What's it like when a personality of Oprah's caliber takes a shine to you?
You're flattered, then you try not to get a big head about it. You keep thinking, "Keep being who you are," since that's what attracted them to you in the first place. She's incredibly powerful, wise, and inspirational, but she's also a real person just like you and me. I try not to overemphasize it.
Do you ever have to remind yourself to come back down to Earth?
No, not really. All of this kind of happened to me kind of late in life, when I was 33. I know how lucky I am and how special all of these experiences are. When I get to work with Oprah or do a red carpet event or talk to reporters, I feel so lucky that I remember to keep it in check. "You're very lucky to have it. Cherish it. You might not always have it."
This is a sort of obvious question...
You want my phone number, don't you?
Close: Queer Eye's been off the air awhile now. Do we need a new version of it? Do you believe a proper successor to Queer Eye is coming, or do we already have it?

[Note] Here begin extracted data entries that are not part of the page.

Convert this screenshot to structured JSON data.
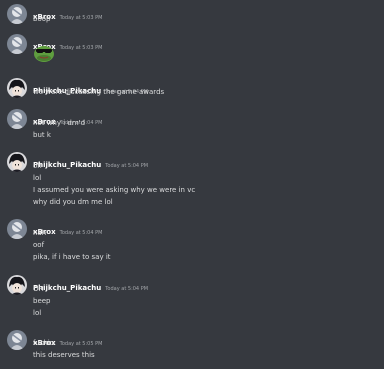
{
  "messages": [
    {
      "author": "xBrox",
      "timestamp": "Today at 5:03 PM",
      "lines": [
        "boop"
      ]
    },
    {
      "author": "xBrox",
      "timestamp": "Today at 5:03 PM",
      "emoji": "pepe-sunglasses-emoji"
    },
    {
      "author": "Phijkchu_Pikachu",
      "timestamp": "Today at 5:04 PM",
      "lines": [
        "we were discussing the game awards"
      ]
    },
    {
      "author": "xBrox",
      "timestamp": "Today at 5:04 PM",
      "lines": [
        "not why i dm'd",
        "but k"
      ]
    },
    {
      "author": "Phijkchu_Pikachu",
      "timestamp": "Today at 5:04 PM",
      "lines": [
        "oh",
        "lol",
        "I assumed you were asking why we were in vc",
        "why did you dm me lol"
      ]
    },
    {
      "author": "xBrox",
      "timestamp": "Today at 5:04 PM",
      "lines": [
        "nah",
        "oof",
        "pika, if i have to say it"
      ]
    },
    {
      "author": "Phijkchu_Pikachu",
      "timestamp": "Today at 5:04 PM",
      "lines": [
        "OH",
        "beep",
        "lol"
      ]
    },
    {
      "author": "xBrox",
      "timestamp": "Today at 5:05 PM",
      "lines": [
        "fuckin",
        "this deserves this"
      ]
    }
  ],
  "colors": {
    "background": "#36393f",
    "text": "#dcddde",
    "username": "#ffffff",
    "timestamp": "#a3a6aa"
  },
  "icons": {
    "xbrox_avatar": "pale-figure-avatar",
    "pika_avatar": "dark-haired-anime-avatar"
  }
}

Oh, it's coming. It's called Carsonation. It comes out on the Oprah Winfrey Network in May. It's a whole lot of me visiting small town America and being gay and zany and goofy and me. It's about helping people living a better life or at least look and feel better about themselves. The cool thing is we're doing it all across the country. It's not taking people to celebrity stylists and going to Neiman Marcus. It's using what's available in small-town America, what most people have at their fingertips, and saying, "You can live a great life. Let me show you how. Believe in yourself." And hopefully it's funny!

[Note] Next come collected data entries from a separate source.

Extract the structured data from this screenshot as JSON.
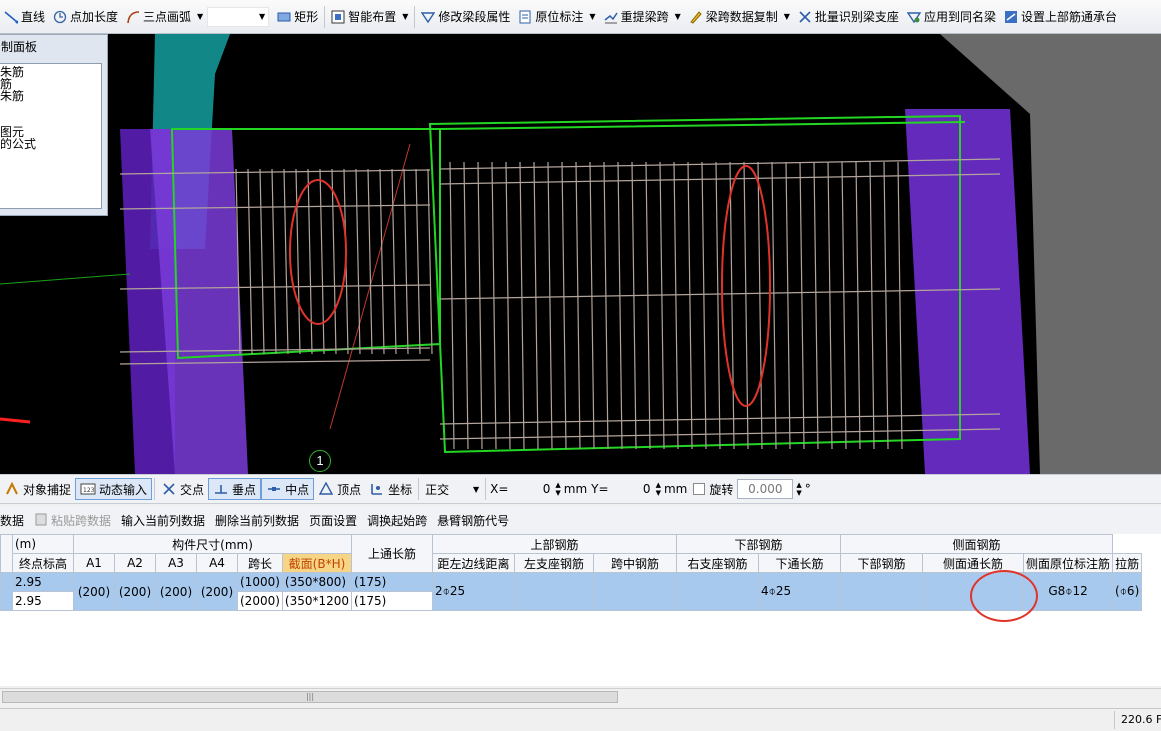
{
  "toolbar": {
    "items": [
      {
        "label": "直线",
        "icon": "line-icon"
      },
      {
        "label": "点加长度",
        "icon": "point-length-icon"
      },
      {
        "label": "三点画弧",
        "icon": "arc-icon"
      },
      {
        "label": "矩形",
        "icon": "rectangle-icon"
      },
      {
        "label": "智能布置",
        "icon": "smart-layout-icon"
      },
      {
        "label": "修改梁段属性",
        "icon": "beam-property-icon"
      },
      {
        "label": "原位标注",
        "icon": "in-situ-mark-icon"
      },
      {
        "label": "重提梁跨",
        "icon": "re-extract-span-icon"
      },
      {
        "label": "梁跨数据复制",
        "icon": "copy-span-data-icon"
      },
      {
        "label": "批量识别梁支座",
        "icon": "batch-support-icon"
      },
      {
        "label": "应用到同名梁",
        "icon": "apply-same-name-icon"
      },
      {
        "label": "设置上部筋通承台",
        "icon": "set-top-rebar-icon"
      }
    ]
  },
  "panel": {
    "title": "制面板",
    "items": [
      "朱筋",
      "筋",
      "朱筋",
      "",
      "",
      "图元",
      "的公式"
    ]
  },
  "viewport": {
    "axis_label": "1",
    "colors": {
      "background": "#000000",
      "beam_outline": "#22d622",
      "rebar": "#b2a49b",
      "column": "#7a3bd9",
      "annotation": "#e0332a"
    }
  },
  "snapbar": {
    "object_snap": "对象捕捉",
    "dynamic_input": "动态输入",
    "intersection": "交点",
    "perpendicular": "垂点",
    "midpoint": "中点",
    "vertex": "顶点",
    "coordinate": "坐标",
    "ortho": "正交",
    "x_label": "X=",
    "x_value": "0",
    "y_label": "Y=",
    "y_value": "0",
    "unit": "mm",
    "rotate_label": "旋转",
    "rotate_value": "0.000",
    "degree": "°"
  },
  "table_toolbar": {
    "items": [
      "数据",
      "粘贴跨数据",
      "输入当前列数据",
      "删除当前列数据",
      "页面设置",
      "调换起始跨",
      "悬臂钢筋代号"
    ]
  },
  "grid": {
    "headers": {
      "unit": "(m)",
      "member_size": "构件尺寸(mm)",
      "top_rebar": "上部钢筋",
      "bottom_rebar": "下部钢筋",
      "side_rebar": "侧面钢筋",
      "top_through": "上通长筋",
      "end_elevation": "终点标高",
      "a1": "A1",
      "a2": "A2",
      "a3": "A3",
      "a4": "A4",
      "span_length": "跨长",
      "section": "截面(B*H)",
      "left_edge_dist": "距左边线距离",
      "left_support": "左支座钢筋",
      "mid_span": "跨中钢筋",
      "right_support": "右支座钢筋",
      "bottom_through": "下通长筋",
      "bottom_bar": "下部钢筋",
      "side_through": "侧面通长筋",
      "side_in_situ": "侧面原位标注筋",
      "tie_bar": "拉筋"
    },
    "rows": {
      "elev_1": "2.95",
      "elev_2": "2.95",
      "a1": "(200)",
      "a2": "(200)",
      "a3": "(200)",
      "a4": "(200)",
      "span_1": "(1000)",
      "span_2": "(2000)",
      "section_1": "(350*800)",
      "section_2": "(350*1200",
      "dist_1": "(175)",
      "dist_2": "(175)",
      "top_through": "2⌽25",
      "bottom_through": "4⌽25",
      "side_in_situ": "G8⌽12",
      "tie_bar": "(⌽6)"
    }
  },
  "statusbar": {
    "value": "220.6 F"
  }
}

You say positivity is important in a makeover series -- would you say a show like What Not to Wear doesn't represent that?
No, I think it's terribly un-positive. I'm not better than anybody else; I just have some experience and some training. My method of helping people is not saying, "Wow, you look terrible." My method of helping someone is saying, "Wow, you look amazing. Let me help you look even better." I think tearing someone down is an awful thing to do. It has a lasting impression on people. I know growing up gay and being picked on, being bullied -- I know what that feels like and I don't ever want to do that to anyone else.
Are there others gay-centric shows on TV that you think aren't positive representations?
I think shows like The A-List are absolutely terrible for who [gay people] are. I've been in that hot seat where people said about Queer Eye, "We're not all flag-waving, skipping, lisping pansies." But maybe I am a flag-waving, skipping, lisping pansy. I'm going to be me. I'm being me on TV, so back off. But I think shows like The A-List, it's about bitchiness and not being nice. It doesn't do well for anybody, including the people on those shows. But I mean, Ellen's fantastic. She's herself. Oh, and Neil Patrick Harris? He's fantastic. People in our community who excel do so because they're their most authentic selves. That's when they start to shine.